Univariate and Bivariate Analysis¶

Count

In [ ]:
plot_numeric_distribution(df, 'count', 'Tittle_', 'xlablel_', 'title_', box_major=100, box_minor=50)

Distribution is right skewed.

Add a new variable: log(count) and check its distribution.

In [ ]:
df['count_log'] = np.log(df['count'])
In [ ]:
plot_numeric_distribution(df, 'count_log', 'Tittle_', 'xlablel_', 'title_', box_major=2, box_minor=0.5)

The distribution is nearly log normal.

Casual

In [ ]:
plot_numeric_distribution(df, 'casual', 'Tittle_', 'xlablel_', 'title_', box_major=100, box_minor=20)

Distribution is right skewed.

Add a new variable: log(casual) and check its distribution.

In [ ]:
df['casual_log'] = np.log(df['casual'])
In [ ]:
plot_numeric_distribution(df, 'casual_log', 'Tittle_', 'xlablel_', 'title_', box_major=2, box_minor=0.5)

Registered

In [ ]:
plot_numeric_distribution(df, 'registered', 'Tittle_', 'xlablel_', 'title_', box_major=100, box_minor=20)

Distribution is right skewed.

Add a new variable: log(registered) and check its distribution.

In [ ]:
df['registered_log'] = np.log(df['registered'])
/usr/local/lib/python3.8/dist-packages/pandas/core/arraylike.py:364: RuntimeWarning: divide by zero encountered in log
  result = getattr(ufunc, method)(*inputs, **kwargs)
In [ ]:
plot_numeric_distribution(df, 'registered_log', 'Tittle_', 'xlablel_', 'title_', box_major=2, box_minor=0.5)

Temperature

In [ ]:
plot_numeric_distribution(df, 'temp', 'Tittle_', 'xlablel_', 'title_', box_major=10, box_minor=2)

The distribution is bimodal.

Feeling Temperature

In [ ]:
plot_numeric_distribution(df, 'atemp', 'Tittle_', 'xlablel_', 'title_', box_major=10, box_minor=2)
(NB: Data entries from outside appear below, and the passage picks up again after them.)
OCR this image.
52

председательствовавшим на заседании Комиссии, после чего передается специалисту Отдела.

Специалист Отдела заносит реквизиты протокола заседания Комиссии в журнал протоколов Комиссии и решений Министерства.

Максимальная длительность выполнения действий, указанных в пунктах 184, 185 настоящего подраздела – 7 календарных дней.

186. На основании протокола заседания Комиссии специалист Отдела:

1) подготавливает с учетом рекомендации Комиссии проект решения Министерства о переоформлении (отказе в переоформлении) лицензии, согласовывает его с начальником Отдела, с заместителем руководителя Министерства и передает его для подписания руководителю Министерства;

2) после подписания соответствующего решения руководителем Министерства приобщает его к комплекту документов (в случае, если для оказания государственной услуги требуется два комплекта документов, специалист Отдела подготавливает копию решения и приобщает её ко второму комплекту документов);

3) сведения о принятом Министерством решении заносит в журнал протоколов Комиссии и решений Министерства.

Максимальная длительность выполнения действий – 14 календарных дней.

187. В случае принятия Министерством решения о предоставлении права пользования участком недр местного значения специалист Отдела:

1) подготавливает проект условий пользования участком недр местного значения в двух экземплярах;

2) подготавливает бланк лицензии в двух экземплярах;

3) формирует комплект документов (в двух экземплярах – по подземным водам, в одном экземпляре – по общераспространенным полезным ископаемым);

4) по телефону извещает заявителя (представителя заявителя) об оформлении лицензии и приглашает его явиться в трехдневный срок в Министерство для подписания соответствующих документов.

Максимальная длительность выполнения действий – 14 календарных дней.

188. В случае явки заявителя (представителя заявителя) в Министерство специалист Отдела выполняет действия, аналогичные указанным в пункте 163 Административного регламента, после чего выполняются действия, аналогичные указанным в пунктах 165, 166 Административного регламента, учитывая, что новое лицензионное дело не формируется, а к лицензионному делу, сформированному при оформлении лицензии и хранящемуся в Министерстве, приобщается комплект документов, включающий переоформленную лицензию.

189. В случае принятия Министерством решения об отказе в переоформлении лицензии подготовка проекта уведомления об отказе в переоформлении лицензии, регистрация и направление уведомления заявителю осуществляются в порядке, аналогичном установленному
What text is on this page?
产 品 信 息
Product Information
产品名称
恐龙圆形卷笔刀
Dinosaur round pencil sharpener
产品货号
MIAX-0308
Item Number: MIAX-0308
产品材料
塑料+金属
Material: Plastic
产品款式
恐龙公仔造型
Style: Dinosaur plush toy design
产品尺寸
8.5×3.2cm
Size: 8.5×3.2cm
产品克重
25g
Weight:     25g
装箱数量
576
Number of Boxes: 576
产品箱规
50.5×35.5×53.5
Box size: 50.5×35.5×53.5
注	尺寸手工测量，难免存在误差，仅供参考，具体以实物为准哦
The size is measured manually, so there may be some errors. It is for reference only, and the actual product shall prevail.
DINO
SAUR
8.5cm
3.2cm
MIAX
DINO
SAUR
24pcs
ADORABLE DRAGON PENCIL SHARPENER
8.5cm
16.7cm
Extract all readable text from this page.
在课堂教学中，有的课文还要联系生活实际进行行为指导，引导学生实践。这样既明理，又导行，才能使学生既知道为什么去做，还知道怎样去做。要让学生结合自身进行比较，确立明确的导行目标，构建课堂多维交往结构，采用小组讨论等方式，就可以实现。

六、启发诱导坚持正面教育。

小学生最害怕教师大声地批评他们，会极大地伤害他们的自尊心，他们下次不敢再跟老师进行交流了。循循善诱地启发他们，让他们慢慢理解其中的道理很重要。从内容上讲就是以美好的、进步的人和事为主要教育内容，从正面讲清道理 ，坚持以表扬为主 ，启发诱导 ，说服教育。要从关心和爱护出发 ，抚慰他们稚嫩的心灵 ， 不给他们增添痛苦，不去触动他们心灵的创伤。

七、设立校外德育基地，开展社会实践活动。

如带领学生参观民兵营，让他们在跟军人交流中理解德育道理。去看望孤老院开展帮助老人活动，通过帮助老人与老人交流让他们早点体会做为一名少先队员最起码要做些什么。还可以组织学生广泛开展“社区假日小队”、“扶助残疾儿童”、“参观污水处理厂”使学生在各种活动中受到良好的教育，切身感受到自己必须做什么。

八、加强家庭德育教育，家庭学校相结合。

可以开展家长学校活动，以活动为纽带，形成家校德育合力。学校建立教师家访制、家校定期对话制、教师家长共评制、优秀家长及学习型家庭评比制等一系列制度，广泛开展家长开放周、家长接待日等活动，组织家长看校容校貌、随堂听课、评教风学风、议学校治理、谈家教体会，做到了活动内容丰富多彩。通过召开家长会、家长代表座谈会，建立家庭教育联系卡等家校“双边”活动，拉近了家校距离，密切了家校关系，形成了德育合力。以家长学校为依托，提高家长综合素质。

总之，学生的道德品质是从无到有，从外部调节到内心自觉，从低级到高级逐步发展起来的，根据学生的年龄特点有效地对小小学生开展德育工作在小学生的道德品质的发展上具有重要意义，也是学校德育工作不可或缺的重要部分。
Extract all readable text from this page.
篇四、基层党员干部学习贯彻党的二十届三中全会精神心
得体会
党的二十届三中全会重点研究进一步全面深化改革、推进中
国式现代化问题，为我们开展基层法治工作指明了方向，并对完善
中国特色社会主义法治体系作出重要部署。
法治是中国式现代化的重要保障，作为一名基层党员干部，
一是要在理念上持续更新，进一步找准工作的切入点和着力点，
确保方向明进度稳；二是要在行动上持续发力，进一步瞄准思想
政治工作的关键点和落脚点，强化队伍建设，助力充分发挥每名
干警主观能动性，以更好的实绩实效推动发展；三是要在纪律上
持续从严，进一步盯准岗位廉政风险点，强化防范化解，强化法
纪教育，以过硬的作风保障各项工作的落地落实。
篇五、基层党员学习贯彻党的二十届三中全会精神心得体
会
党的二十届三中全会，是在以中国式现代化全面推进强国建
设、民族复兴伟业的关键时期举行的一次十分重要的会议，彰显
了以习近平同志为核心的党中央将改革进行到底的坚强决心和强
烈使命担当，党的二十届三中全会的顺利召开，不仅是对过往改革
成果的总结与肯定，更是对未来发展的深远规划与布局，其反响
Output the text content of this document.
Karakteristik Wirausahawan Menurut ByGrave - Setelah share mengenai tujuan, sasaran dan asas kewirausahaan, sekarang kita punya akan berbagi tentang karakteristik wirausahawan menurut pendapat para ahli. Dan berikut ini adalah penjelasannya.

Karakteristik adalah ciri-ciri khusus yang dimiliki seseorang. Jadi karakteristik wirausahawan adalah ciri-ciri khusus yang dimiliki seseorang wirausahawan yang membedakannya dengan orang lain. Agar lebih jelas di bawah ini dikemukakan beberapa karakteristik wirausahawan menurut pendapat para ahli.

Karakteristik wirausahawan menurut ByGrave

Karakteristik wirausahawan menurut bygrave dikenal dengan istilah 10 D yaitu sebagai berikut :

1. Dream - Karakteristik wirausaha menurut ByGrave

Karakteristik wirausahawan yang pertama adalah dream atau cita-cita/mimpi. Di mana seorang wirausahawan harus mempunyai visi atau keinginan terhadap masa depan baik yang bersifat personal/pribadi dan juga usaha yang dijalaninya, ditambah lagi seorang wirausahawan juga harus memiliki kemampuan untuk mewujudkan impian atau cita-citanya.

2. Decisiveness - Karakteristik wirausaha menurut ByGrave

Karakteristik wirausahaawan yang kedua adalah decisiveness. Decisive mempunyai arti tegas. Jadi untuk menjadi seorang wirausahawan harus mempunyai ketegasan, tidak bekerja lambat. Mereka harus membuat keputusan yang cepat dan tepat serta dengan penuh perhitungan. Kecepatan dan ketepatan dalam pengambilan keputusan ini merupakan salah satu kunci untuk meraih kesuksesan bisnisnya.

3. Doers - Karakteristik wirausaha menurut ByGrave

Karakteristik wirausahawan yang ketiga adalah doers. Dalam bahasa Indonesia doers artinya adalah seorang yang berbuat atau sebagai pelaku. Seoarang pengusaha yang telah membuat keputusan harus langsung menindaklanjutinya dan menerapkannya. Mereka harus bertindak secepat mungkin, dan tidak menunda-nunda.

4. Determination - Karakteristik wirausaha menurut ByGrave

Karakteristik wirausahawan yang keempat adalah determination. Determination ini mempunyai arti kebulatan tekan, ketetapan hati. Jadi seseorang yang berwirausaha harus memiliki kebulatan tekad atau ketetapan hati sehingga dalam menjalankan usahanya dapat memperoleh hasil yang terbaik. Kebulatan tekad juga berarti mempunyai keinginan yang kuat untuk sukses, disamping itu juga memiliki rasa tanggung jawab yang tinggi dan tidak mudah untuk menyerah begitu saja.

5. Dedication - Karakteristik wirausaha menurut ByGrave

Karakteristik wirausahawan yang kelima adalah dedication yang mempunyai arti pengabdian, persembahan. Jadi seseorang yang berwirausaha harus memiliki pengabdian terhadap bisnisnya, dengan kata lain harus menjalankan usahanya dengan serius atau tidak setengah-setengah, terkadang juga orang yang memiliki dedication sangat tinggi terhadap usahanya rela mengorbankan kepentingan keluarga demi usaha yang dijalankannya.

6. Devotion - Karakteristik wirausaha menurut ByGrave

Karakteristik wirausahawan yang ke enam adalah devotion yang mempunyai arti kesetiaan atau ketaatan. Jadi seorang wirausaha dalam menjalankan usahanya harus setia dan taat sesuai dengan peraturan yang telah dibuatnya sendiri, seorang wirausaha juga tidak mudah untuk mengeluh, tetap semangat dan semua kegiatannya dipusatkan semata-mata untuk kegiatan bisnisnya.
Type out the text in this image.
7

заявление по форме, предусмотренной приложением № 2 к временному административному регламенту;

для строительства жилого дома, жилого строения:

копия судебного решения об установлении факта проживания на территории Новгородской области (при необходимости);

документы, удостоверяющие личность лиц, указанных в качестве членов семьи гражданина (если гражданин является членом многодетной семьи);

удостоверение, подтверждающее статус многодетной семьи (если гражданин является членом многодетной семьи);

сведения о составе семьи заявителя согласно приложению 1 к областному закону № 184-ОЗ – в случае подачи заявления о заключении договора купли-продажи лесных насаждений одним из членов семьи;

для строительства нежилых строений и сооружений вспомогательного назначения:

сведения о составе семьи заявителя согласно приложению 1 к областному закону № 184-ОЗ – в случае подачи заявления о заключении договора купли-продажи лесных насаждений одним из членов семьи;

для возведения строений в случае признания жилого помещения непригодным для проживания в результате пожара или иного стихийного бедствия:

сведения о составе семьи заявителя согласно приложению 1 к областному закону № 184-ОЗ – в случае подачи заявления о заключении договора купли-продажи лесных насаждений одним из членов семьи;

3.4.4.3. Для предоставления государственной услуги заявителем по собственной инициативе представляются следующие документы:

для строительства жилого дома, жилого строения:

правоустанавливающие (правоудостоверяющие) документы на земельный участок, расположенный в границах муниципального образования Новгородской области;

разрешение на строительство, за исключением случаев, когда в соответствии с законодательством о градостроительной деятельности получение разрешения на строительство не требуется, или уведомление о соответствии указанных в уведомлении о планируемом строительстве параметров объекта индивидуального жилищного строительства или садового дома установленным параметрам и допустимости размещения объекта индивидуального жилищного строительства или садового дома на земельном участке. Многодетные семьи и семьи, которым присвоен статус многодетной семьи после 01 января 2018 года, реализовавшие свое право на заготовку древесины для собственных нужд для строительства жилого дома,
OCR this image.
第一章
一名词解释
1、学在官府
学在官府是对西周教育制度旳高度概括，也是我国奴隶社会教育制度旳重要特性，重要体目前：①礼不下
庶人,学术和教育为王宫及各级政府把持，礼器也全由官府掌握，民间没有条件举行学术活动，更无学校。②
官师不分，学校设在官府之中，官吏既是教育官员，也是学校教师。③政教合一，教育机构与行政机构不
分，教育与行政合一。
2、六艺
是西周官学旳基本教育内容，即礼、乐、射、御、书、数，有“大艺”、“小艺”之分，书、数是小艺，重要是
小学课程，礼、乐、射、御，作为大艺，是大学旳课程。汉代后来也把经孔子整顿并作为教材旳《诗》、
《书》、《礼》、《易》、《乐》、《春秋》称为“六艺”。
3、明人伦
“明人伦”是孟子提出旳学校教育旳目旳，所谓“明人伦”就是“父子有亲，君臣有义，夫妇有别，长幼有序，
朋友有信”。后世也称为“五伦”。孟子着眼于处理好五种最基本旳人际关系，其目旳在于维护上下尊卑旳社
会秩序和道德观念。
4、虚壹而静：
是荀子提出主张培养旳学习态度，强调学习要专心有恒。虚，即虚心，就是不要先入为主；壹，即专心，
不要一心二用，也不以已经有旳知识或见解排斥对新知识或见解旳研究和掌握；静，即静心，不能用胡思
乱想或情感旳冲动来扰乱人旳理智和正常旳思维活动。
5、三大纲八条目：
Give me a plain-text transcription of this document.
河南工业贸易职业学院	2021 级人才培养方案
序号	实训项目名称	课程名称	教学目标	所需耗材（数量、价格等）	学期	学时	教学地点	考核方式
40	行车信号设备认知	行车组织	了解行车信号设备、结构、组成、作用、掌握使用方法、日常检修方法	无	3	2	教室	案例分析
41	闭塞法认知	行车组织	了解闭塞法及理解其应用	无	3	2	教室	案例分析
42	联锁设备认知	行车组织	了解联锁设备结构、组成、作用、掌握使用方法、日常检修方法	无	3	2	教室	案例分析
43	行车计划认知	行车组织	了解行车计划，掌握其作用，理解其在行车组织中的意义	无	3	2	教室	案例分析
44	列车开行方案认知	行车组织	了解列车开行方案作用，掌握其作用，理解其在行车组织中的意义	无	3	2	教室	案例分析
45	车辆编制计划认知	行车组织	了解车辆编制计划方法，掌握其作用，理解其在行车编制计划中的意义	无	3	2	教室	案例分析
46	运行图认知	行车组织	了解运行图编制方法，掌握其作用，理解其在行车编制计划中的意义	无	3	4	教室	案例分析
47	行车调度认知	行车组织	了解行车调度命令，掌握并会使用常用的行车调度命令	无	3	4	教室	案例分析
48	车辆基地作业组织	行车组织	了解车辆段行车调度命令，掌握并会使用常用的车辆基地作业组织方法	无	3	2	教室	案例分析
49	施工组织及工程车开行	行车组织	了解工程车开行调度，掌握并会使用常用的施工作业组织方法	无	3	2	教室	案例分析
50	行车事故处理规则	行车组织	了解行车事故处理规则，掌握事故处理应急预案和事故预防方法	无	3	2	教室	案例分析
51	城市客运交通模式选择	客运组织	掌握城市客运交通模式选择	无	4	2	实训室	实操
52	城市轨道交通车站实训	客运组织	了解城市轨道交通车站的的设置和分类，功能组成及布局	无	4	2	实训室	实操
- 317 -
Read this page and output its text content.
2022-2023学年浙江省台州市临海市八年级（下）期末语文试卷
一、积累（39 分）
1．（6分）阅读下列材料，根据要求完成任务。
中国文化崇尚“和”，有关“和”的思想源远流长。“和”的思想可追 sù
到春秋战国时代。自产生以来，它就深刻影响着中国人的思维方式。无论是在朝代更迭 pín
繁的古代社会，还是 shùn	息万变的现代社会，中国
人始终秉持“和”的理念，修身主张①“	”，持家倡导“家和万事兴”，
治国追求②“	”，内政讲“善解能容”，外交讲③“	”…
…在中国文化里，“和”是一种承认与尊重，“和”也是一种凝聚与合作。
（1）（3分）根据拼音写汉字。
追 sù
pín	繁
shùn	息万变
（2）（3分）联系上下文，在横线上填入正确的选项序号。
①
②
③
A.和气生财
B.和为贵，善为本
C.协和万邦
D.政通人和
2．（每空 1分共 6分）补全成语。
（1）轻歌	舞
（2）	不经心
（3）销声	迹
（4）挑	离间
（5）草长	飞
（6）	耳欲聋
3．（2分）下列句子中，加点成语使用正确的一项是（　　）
The distribution is multi-modal.

Humidity

In [ ]:
plot_numeric_distribution(df, 'humidity', 'Tittle_', 'xlablel_', 'title_', box_major=20, box_minor=5)

The distribution is bimodal.

Windspeed

In [ ]:
plot_numeric_distribution(df, 'windspeed', 'Tittle_', 'xlablel_', 'title_', box_major=10, box_minor=2)
In [ ]:

The distribution is bimodal.

Season

In [ ]:
plt_most10_count_plot(plt.subplot(), df, '', 'season', '', 'title_', 'independant_label_', 'dependant_label_', unit_='', highlight_num=None, highlight_color='#DC3535', orientation_='h', agg_func='Count', agg_var=None).show()

Season wise Count

In [ ]:
plot_kde_distribution(plt.subplot(), df, 'season', 'count', 'Season wise Count', 'count', 'Density').show()
In [ ]:
plot_kde_distribution(plt.subplot(), df, 'season', 'count_log', 'Season wise log(Count)', 'log(count)', 'Density').show()

Log normal distribution for season 1 (spring) is apparently different from the other 3 (summer, fall, winter).

Holiday

In [ ]:
plt_most10_count_plot(plt.subplot(), df, '', 'holiday', '', 'title_', 'independant_label_', 'dependant_label_', unit_='', highlight_num=None, highlight_color='#DC3535', orientation_='h', agg_func='Count', agg_var=None).show()

Holiday vs log(Count)

In [ ]:
plot_kde_distribution(plt.subplot(), df, 'holiday', 'count_log', 'Holiday vs log(Count)', 'log(count)', 'Density').show()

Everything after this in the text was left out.